- The Washington Times - Thursday, November 1, 2012

Earlier this year, the Department of Homeland Security announced a successful test for a giant high-pressure balloon that can plug a mass-transit tunnel, in theory preventing damaging floods such as the ones flowing through New York’s subway system.

In 2009, the department’s Science and Technology Directorate ballyhooed another flood-prevention breakthrough. It publicized a plug that can be dropped from a helicopter to seal a breach and keep a levee from spilling over, such as the one that may have broken in New Jersey during Sandy’s wind-driven invasion.

But neither the tunnel nor the levee plugs found their way to the Northeast last week, even as the National Weather Service was predicting a fierce storm that could flood tunnels and towns alike.

Two tunnel-airbag prototypes sit at a West Virginia University laboratory. The levee plug is still being tested by the Army Corps of Engineers in Mississippi. A Homeland Security spokeswoman said it is on “standby.”

To some specialists, such as the West Virginia University professor who invented the tunnel plug, officially called the Resilient Tunnel Project, it simply will take more research-and-development time before the inflatable “air bag” can be produced and sold to local transportation authorities.

But to some in Congress, the science directorate, with a budget projected to reach nearly $1 billion, has a poor track record on funding disaster-relief and -prevention projects that actually get built and used.

A 2009 Congressional Research Service report listed seven main complaints from members of Congress. Among them were that the unit lacked “metrics and goals for evaluating the directorate’s output” and was missing both a defined mission and customer list.

Three years later, operations are not much better, according to one congressman on the House Homeland Security Committee.

Rep. Mike Rogers, Alabama Republican, wrote in The Washington Times last week that the department’s science and technology section remains “largely ineffective in its current form.”

A department spokeswoman had no immediate response to his criticism.

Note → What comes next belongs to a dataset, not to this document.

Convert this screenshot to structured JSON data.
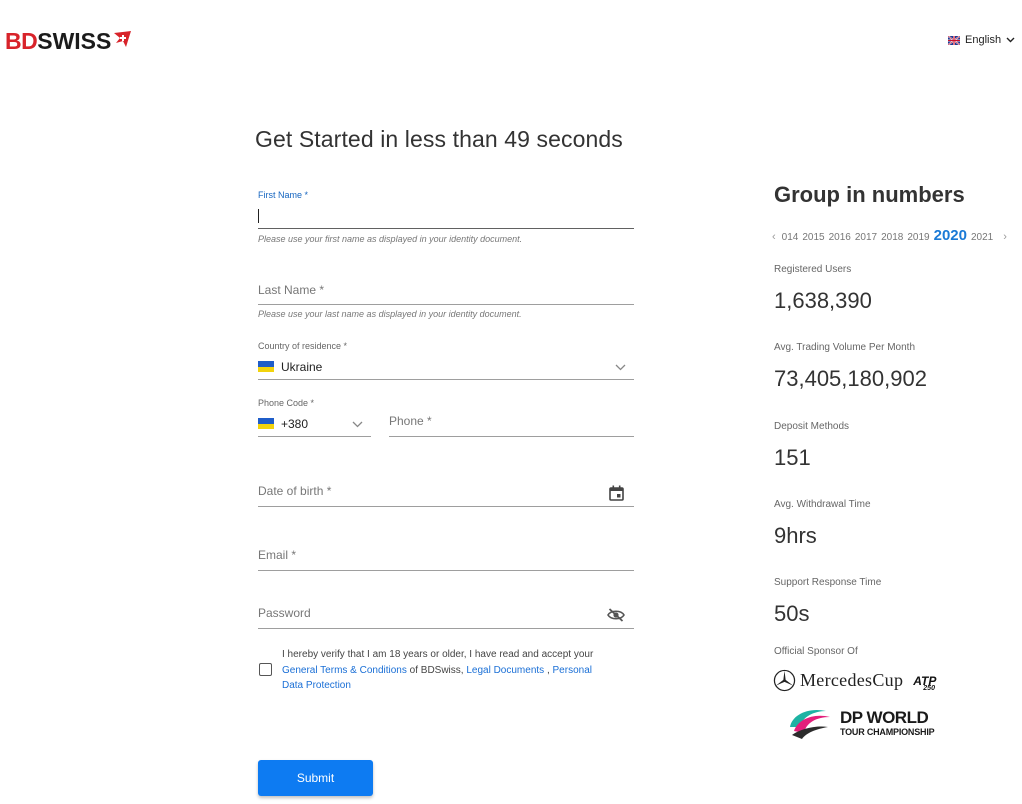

The government’s tunnel-plug project began in 2007 with a department contract award to West Virginia University, where Ever J. Barbero, a professor of mechanical and aerospace engineering, built several prototypes.

One was taken to Washington’s Metro system in 2008 and showed it could block the flow of a possible terrorist weapon: poison gas. Then came a flood test last January in a replica of a mass-transit tunnel at the university.

Afterward, Homeland Security promised great things to come. It “successfully tested an unprecedented technology for containing flooding or dangerous gases in mass-transit tunnels: a giant plug,” the department said, adding that the plug “can be filled with water or air in minutes to seal off a section of tunnel before flooding gets out of control.”

The department boasted that the plug “provides an affordable, easily installed, quickly deployable solution to protect vital mass-transit systems.”

“They closed the end of the test tunnel and ‘flooded’ it with enough water to mimic the intense pressure of a real-life tunnel flood well below sea level,” the department said. “Despite the high pressure, the seal held. The plug was a success.”